El bombardeo de Guernica tuvo lugar el 26 de abril de 1937 durante la Guerra Civil Española, siendo uno de los eventos más trágicos de la contienda. En aquella época, Guernica era un importante centro cultural y político del País Vasco, con una población de alrededor de 7,000 habitantes. La ciudad había sido declarada objetivo militar por las fuerzas sublevadas lideradas por el general Francisco Franco, que contaban con el apoyo de la Alemania nazi y la Italia fascista.
El bombardeo fue llevado a cabo por la Legión Cóndor alemana y la Aviación Legionaria italiana, que lanzaron bombas incendiarias y de alto poder explosivo sobre Guernica, causando la destrucción casi total de la ciudad. Se estima que murieron entre 200 y 1,600 personas, y miles resultaron heridas.
El bombardeo de Guernica tuvo un impacto devastador en la población civil y en la moral de los defensores de la República. Las imágenes de la ciudad en ruinas y de los heridos y muertos conmocionaron al mundo entero, convirtiéndose en un símbolo de la brutalidad de la guerra.
Además, el bombardeo de Guernica marcó un punto de inflexión en la Guerra Civil Española, al mostrar la capacidad destructiva de la aviación en manos de los fascistas. Esta técnica de guerra se volvería a utilizar de manera indiscriminada durante la Segunda Guerra Mundial, con consecuencias aún más devastadoras.
El bombardeo de Guernica provocó una fuerte condena por parte de la comunidad internacional. Numerosas personalidades, intelectuales y gobiernos expresaron su repudio ante la barbarie cometida en Guernica, exigiendo el fin de los ataques a la población civil.
El bombardeo de Guernica se ha convertido en un símbolo de la lucha contra la impunidad y la barbarie en tiempos de guerra. A lo largo de los años, se han realizado numerosas iniciativas para recordar y honrar a las víctimas del bombardeo, así como para mantener viva la memoria de lo sucedido.

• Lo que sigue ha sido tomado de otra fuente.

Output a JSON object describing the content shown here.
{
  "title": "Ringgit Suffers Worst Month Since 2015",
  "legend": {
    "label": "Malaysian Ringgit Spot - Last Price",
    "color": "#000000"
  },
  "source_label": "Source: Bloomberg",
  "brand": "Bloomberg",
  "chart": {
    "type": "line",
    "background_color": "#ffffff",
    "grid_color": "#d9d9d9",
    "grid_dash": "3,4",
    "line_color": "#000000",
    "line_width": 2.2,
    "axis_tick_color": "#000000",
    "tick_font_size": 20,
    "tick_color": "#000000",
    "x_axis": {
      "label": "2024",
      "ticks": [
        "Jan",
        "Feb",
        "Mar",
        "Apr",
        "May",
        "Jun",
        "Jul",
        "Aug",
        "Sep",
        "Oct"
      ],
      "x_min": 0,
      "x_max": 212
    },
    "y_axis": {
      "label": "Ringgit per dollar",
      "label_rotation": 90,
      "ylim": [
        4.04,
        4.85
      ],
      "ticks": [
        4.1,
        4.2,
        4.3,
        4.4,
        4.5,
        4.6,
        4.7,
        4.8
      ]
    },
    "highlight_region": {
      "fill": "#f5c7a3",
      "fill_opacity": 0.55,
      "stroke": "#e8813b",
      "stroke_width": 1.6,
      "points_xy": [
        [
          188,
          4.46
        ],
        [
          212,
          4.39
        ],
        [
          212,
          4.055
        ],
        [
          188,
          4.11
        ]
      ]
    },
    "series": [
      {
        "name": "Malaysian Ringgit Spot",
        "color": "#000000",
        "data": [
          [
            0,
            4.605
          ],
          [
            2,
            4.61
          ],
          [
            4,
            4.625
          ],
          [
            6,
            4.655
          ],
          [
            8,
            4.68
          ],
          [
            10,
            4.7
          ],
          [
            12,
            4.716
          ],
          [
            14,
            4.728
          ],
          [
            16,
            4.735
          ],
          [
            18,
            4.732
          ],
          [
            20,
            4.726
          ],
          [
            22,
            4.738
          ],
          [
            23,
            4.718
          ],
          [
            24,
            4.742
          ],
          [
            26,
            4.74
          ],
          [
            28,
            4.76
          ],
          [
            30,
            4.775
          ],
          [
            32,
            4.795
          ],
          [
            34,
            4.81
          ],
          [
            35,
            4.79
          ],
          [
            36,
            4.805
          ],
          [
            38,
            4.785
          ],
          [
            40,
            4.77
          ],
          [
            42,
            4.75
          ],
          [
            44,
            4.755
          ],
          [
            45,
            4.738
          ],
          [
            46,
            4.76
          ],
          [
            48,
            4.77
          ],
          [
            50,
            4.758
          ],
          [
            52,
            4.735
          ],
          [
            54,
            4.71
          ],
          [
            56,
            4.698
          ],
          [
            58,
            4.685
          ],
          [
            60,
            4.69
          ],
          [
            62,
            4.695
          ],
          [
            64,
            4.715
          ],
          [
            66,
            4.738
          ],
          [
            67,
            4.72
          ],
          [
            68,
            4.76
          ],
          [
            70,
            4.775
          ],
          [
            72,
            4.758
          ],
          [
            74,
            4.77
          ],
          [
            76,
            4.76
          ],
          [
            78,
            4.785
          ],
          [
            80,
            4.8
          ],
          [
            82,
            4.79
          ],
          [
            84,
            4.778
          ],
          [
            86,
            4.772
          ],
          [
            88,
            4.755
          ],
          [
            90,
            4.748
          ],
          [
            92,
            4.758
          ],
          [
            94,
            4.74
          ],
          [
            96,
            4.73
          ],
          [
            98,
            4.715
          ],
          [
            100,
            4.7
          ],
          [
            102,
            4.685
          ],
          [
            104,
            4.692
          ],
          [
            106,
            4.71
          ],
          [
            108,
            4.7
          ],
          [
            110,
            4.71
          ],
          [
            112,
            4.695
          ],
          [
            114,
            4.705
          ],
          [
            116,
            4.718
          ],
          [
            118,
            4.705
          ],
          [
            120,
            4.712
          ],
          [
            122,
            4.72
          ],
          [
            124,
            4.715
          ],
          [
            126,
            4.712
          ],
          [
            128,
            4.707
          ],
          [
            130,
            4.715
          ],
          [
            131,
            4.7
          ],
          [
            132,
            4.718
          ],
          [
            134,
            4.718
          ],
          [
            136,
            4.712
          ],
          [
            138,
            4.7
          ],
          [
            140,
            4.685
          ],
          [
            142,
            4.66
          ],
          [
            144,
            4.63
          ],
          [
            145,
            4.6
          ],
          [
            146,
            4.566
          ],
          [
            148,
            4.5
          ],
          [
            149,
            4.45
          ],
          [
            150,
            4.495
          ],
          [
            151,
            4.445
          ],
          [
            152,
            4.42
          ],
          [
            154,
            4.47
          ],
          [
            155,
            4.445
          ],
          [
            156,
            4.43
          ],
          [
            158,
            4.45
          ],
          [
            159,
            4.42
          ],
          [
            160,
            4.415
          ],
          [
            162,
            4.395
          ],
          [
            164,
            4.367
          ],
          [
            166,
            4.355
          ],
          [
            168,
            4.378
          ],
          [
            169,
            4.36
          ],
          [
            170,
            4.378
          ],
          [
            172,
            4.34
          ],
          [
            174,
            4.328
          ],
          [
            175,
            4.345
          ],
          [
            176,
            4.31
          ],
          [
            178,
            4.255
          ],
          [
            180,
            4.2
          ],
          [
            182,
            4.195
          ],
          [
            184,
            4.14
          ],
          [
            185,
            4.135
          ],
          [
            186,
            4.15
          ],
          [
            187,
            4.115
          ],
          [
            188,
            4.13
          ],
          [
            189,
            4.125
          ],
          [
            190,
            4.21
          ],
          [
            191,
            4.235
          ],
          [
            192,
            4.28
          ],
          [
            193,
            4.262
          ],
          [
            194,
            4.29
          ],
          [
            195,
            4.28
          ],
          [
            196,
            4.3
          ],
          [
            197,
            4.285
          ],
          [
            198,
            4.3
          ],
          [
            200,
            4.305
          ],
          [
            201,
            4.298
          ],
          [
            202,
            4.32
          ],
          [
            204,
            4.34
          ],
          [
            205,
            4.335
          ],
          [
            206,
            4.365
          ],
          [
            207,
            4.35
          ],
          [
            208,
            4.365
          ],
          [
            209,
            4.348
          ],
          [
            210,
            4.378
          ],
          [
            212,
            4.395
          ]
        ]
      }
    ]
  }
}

En 2017, se conmemoró el 80 aniversario del bombardeo de Guernica con diversos actos y homenajes en la ciudad y en todo el mundo. Este acontecimiento sirvió para recordar la importancia de la paz y la concordia entre los pueblos, así como para reafirmar el compromiso de no permitir que hechos como el bombardeo de Guernica se repitan en el futuro.
En definitiva, el bombardeo de Guernica es un capítulo oscuro en la historia de España y del País Vasco, que debe ser recordado y analizado en su contexto histórico para evitar que se repitan tragedias similares en el futuro.